Many clients wish to avoid probate because they may have heard advertisements or seminars that have presented information about how challenging probate can be. 

The California Probate Code is the body of law that governs the protection of those who cannot take care of themselves and how their assets are passed upon their death.  This code section exists to protect us when we are weak or vulnerable and provides the rules that govern how our assets are passed and that our final wishes are respected.

The Probate Court is a division of the local County Superior Court.  It is typically one to three courtrooms where issues that fall under this code section are heard by local judges.  Around the Bay Area, there are probate courts in San José, Redwood City, Santa Cruz, San Francisco, Oakland, Martinez, Fairfield, Marin, and Santa Rosa.
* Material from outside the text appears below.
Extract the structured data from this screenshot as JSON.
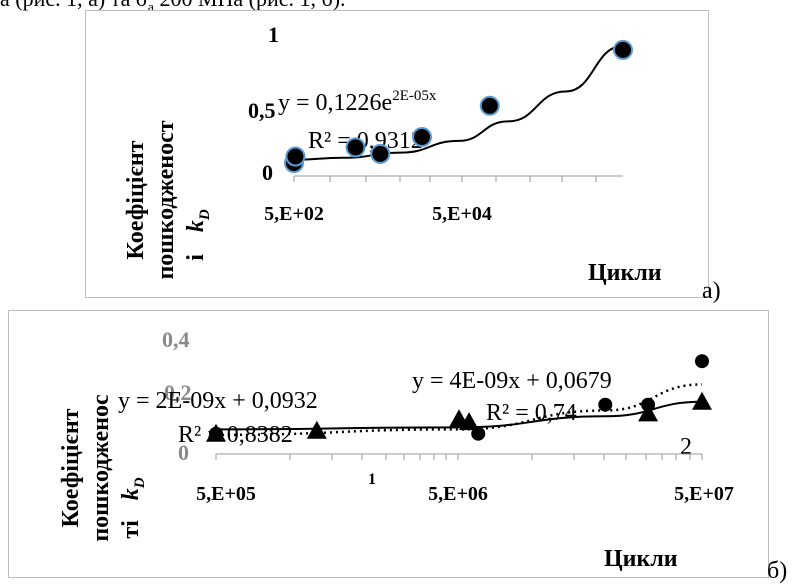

“Probate” also commonly refers to the court process where a Will is proven as valid or invalid, where claims can be filed against the estate, and is generally understood to mean the court procedure that directs how an estate is administered and settled.  The Executor would direct this process, with the approval of the Court.

If there is no Will, then the “Probate” will mean that someone applies to be the “Administrator” of the estate, and the assets will pass according to the laws that govern what is known as “intestate succession.”

There are many other issues that can be brought before the Probate Court (including whether or not the nominated agent under a Power of Attorney or Advance Health Care Directive have acted properly).  The above is a brief summary of what interactions most people will have with the Probate Court.